El autor de A sangre fría decía que a medida que avanzaba la tarde pasaba del café al té verde y de ahí al jerez y a los martinis, y que nunca utilizaba máquina de escribir al empezar, sino que comenzaba a mano y luego hacía una revisión completa también a mano: «Me considero en esencia un obseso del estilo y concedo gran importancia a la colocación de una coma, al peso de un punto y coma. Este tipo de obsesiones, y el tiempo que les dedico, me irritan muchísimo».

Hemingway también tenía manías, como escribir siempre con sus pantuflas dos tallas más grandes. Escribía hasta el mediodía (desde las 6 de la mañana y primero a lápiz en papel cebolla) y además de escribir corregía y corregía: confesó que la última página de Adiós a las armas la reescribió 39 veces. T. S. Eliot escribía a mano y a máquina. Dijo que escribió su obra de teatro El viejo estadista con lápiz y papel «sin pulir nada», y que luego la pasó él mismo a máquina antes de dársela a leer a su mujer.

«Cuando paso a máquina yo, introduzco cambios bastante considerables. Aunque tanto da que escriba a mano o a máquina, cualquier composición un poco larga, como una obra de teatro, me exige una rutina horaria, por ejemplo de diez a una. He descubierto que tres horas al día es lo máximo que puedo dedicar a la composición en sí. Después quizá pulo algunos detalles. Al principio me encontraba con que a veces quería seguir escribiendo un rato más, pero cuando al día siguiente veía el resultado comprobaba que lo escrito tras esas primeras tres horas nunca era satisfactorio. Es mucho mejor parar y ponerse a pensar en otra cosa completamente distinta».

John Steinbeck tenía auténtica obsesión por los lápices y la superficie sobre la que escribía. Le gustaba comprarse una pipa nueva cada vez que empezaba un nuevo libro y «colorearla» al fumar mientras lo terminaba. Dijo que pasó muchos años buscando el lápiz perfecto hasta que descubrió que el problema no eran los lápices sino él mismo, porque el lápiz unos días le funcionaba y otras veces no. Guardaba en una bandeja de plástico tres clases de lápices «para días de escritura dura y días de escritura blanda». Compraba cuatro docenas de lápices de una vez y los dejaba de usar cuando los dedos tocaban el metal de la goma. Cada día de escritura utilizaba sesenta lápices diferentes que afilaba con gusto con un afilador eléctrico.

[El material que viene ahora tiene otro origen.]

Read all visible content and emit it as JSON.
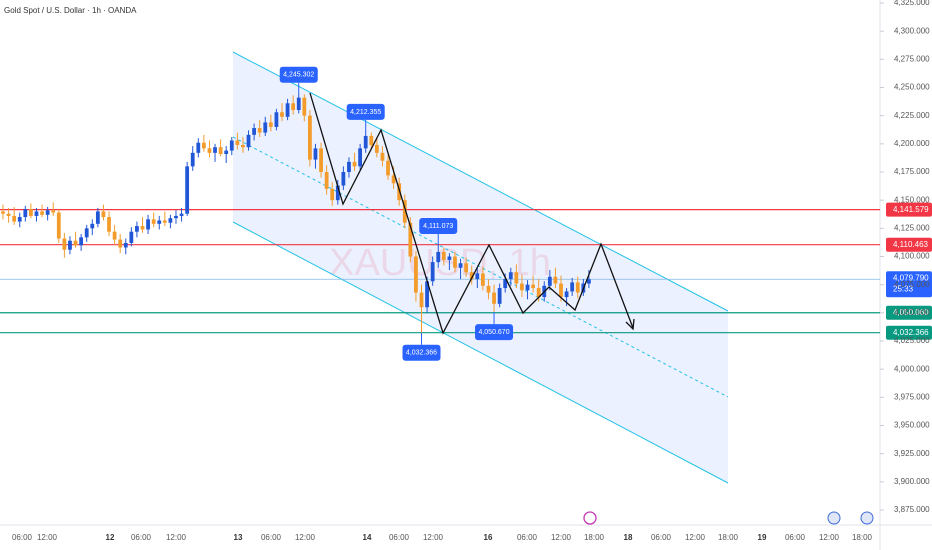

Una auténtica tortura psicológica, que explicaba el miedo y las dudas que confesaba sentir por hacer «este trabajo absurdo» con el que se intentaba «mostrar una imagen de la vida», retirándose de ella y distorsionándola. Un concepto filosófico del oficio de escribir, un auténtico trance, que terminaba cuando terminaba el libro. Un fin que describía como una «muerte real» porque realmente los olvidaba al escribir la última palabra, independientemente de su publicación y/o éxito. Decía que ver los libros que había publicado en su estantería era como ver «cadáveres embalsamados».